IE flaw gives hackers access

Microsoft warned yesterday that a flaw in its Internet Explorer browser gives attackers access to files stored on a PC under certain conditions, reports the BBC.

"Our investigation so far has shown that if a user is using a version of Internet Explorer that is not running in protected mode, an attacker may be able to access files with an already known file name and location," Microsoft said in a security advisory.

The vulnerability requires that an attacker knows the name of the file they want to access, it said.

A report into the security of Internet banking systems has found that one of the biggest problems is the reuse of log-in passwords on multiple sites, says Computing.co.uk.

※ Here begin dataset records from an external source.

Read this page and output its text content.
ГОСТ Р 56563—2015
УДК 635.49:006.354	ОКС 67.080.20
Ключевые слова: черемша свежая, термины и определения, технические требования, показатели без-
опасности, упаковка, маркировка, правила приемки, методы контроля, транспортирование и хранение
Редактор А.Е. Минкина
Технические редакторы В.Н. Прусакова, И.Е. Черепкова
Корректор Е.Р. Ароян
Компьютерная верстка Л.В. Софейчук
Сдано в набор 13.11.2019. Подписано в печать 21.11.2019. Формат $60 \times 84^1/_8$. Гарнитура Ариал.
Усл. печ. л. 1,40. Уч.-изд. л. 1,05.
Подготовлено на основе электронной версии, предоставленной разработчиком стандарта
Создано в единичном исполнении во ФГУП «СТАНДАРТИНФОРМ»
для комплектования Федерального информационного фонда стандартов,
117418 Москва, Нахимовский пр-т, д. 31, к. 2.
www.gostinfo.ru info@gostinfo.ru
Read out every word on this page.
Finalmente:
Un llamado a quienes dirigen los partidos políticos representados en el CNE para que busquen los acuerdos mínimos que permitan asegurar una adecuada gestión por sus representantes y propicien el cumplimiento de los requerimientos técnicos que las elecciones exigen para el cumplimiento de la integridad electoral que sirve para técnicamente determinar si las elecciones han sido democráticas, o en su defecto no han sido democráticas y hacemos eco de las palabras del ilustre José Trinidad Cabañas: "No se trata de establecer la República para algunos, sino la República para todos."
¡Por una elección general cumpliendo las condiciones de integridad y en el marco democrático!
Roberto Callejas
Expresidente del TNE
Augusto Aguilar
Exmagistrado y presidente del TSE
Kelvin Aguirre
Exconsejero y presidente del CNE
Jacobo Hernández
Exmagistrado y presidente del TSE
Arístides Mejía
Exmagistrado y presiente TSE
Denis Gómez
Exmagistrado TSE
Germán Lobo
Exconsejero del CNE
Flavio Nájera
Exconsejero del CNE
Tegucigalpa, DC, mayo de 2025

Online security firm Trusteer monitored over four million computers for a year, and found that 73% of Internet banking customers used the same password for their online banking services as they did for other, less secure, sites.

"Using stolen credentials remains the easiest way for criminals to bypass the security measures implemented by banks to protect their online applications, so we wanted to see how often users repurpose their financial service user names and passwords," says Amit Klein, chief technical officer at Trusteer, and head of the company's research organisation.

After removing Google's Android driver code from the Linux kernel, Novell Fellow and Linux developer Greg Kroah-Hartman has argued that the mobile operating system is incompatible with the project's main tree, writes The Register.

Kroah-Hartman deleted the Android drivers on 11 December - Android code is no more as of version 2.6.33 of the kernel release - and yesterday, with a post to his personal blog, he explained the move in detail.

"No one cared about the code, so it was removed," he wrote. "As I've stated before, code in the staging tree needs to be worked on to be merged to the main kernel tree, or it will be deleted."

The group behind the world's most popular smartphone operating system - Symbian - is giving away "billions of dollars" worth of code for free, states PC World.

The Symbian Foundation's decision to make its code open source means that any organisation or individual can now use and modify it "for any purpose".

Symbian has shipped in more than 330 million mobile phones, the foundation says.